The colorful history of the Hawaiian Islands, since their discovery in 1778 by the great British navigator Captain James Cook, falls naturally into three periods. During the first, Hawaii was a monarchy ruled by native kings and queens. Then came the perilous transition period when new leaders, after failing to secure annexation to the United States, set up a miniature republic. The third period began in 1898 when Hawaii by annexation became American territory.
The Hawaiian Kingdom, by Ralph S. Kuykendall, is the detailed story of the island monarchy. In the first volume, Foundation and Transformation, the author gives a brief sketch of old Hawaii before the coming of the Europeans, based on the known and accepted accounts of this early period. He then shows how the arrival of sea rovers, traders, soldiers of forture, whalers, scoundrels, missionaries, and statesmen transformed the native kingdom, and how the foundations of modern Hawaii were laid.
In the second volume, Twenty Critical Years, the author deals with the middle period of the kingdom's history, when Hawaii was trying to insure her independence while world powers maneuvered for dominance in the Pacific. It was an important period with distinct and well-marked characteristics, but the noteworthy changes and advances which occurred have received less attention from students of history than they deserve. Much of the material is taken from manuscript sources and appears in print for the first time in the second volume.
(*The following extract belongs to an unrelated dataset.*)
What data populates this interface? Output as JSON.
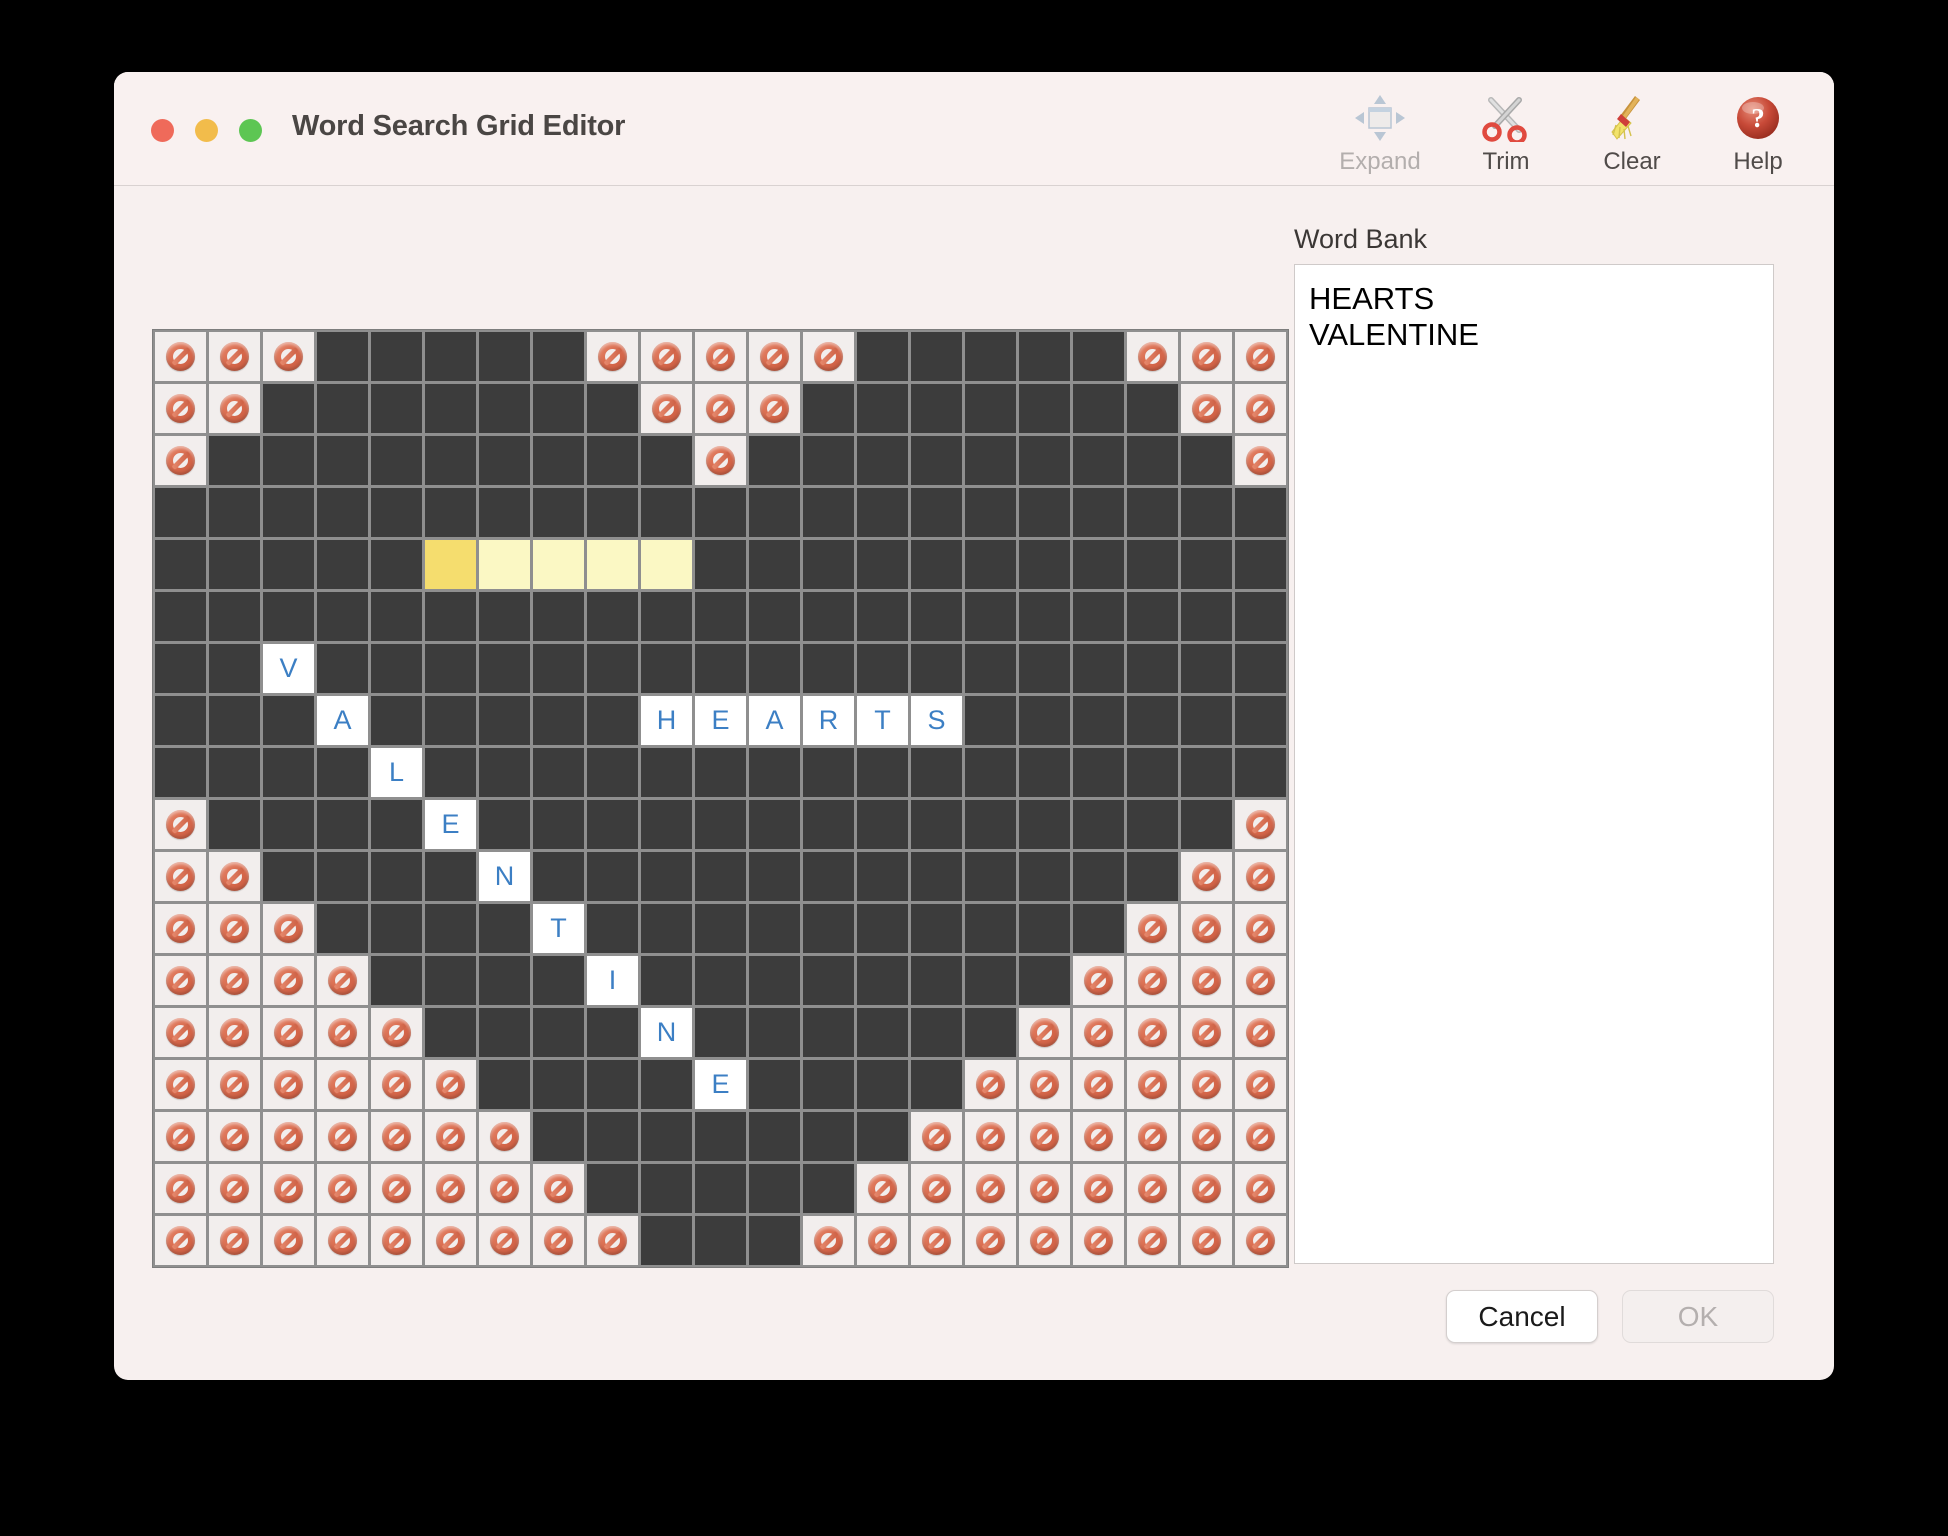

The third and final volume of this distinguished trilogy, The Kalakaua Dynasty, covers the colorful reign of King Kalakaua, the Merry Monarch, and the brief and tragic rule of his successor, Queen Liliuokalani. This volume is enlivened by such controversial personages as Claus Spreckels, Walter Murray Gibson, and Celso Caesar Moreno. Through it runs the thread of the reciprocity treaty with the United States, its stimulating effect upon the island economy, and the far-reaching consequences of immigration from the Orient to supply plantation labor. The trilogy closes with the events leading to the downfall of the Hawaiian monarchy and the establishment of the Provisional Government in 1893.
Ralph Kuykendall arrived in Honolulu, Hawaii on June 19, 1922. As executive secretary of the Hawaiian Historical Commission, Kuykendall was expected to research and complete three historical works. The first was a school textbook on Hawaiian history. The second was a history on Hawaii’s role in World War I. And the third was a comprehensive and authoritative history of the Hawaiian people. Kuykendall mostly relied upon the historical collections at the Territorial Archives, the Library of Hawaii and other museums. Earlier histories were written from the perspectives of the missionaries, or the missionaries, or traders and foreign governments. Kuykendall wanted to incorporate all of these perspectives
Kuykendall’s first book, A History of Hawaii, was approved by the Hawaii State Legislature in 1925. It co-authored with the help of Dr. Herbert E. Gregory who served as the Director of the Bernice P. Bishop Museum. A History of Hawaii documents the early beginnings of the Hawaiian kingdom to United States territory. The year 1926 marked its first use in Hawaii classrooms.
The second book, titled Hawaii in the World War, was co-authored with Lorin Tarr Gill. Published in 1928, Hawaii in the World War details the territory’s military and domestic involvement in the war.
The final, third book, an accurate history of the Hawaiian people, was by far the most difficult to complete. The work was to be a narrative history divided into three sections; 1) ancient history prior to 1778, 2) Hawaiian monarchy from 1778 through the overthrow of 1893, 3) the transition from provisional government to republic to territory. Kuykendall drew largely from the archives of Washington D.C., the Oregon Historical Society, British Columbia, Harvard College Library, Washington State archives, the Mormon archives in Salt Lake City, Bancroft Library, and the California State Library. He also acquired new collections of documents, newspapers, periodicals, books, and manuscripts.
In 1923 Kuykendall accepted a position as history professor at the University of Hawaii in Manoa. Kuykendall continued to serve as the executive secretary of the Hawaiian Historical Commission until its dissolution in 1932. He published a few more books including The Hawaiian Kingdom Trilogy in 1938, 1953, and 1967; and in 1948 Ralph Kuykendall and A. Grove Day published Hawaii: A History From Polynesian Kingdom to American Statehood.
Kuykendall was diagnosed with cancer in the early 1960s and he moved to Tucson, Arizona to live with his son. Kuykendall continued to work up until his death in 1963, he left several unfinished manuscripts. The University of Hawaii at Manoa named the building in which the English Department resides after Kuykendall.
After all the books I read about the history of the Hawaiian kingdom, this was the best informed and also one of the hardest to read. it is long. it is oriented for academic study. I believe it was intended as a college textbook.
Fight your way through this book and you will learn a lot. After this huge volume, your next stop can only be original documents, many of which can be found in their entirety on the Net.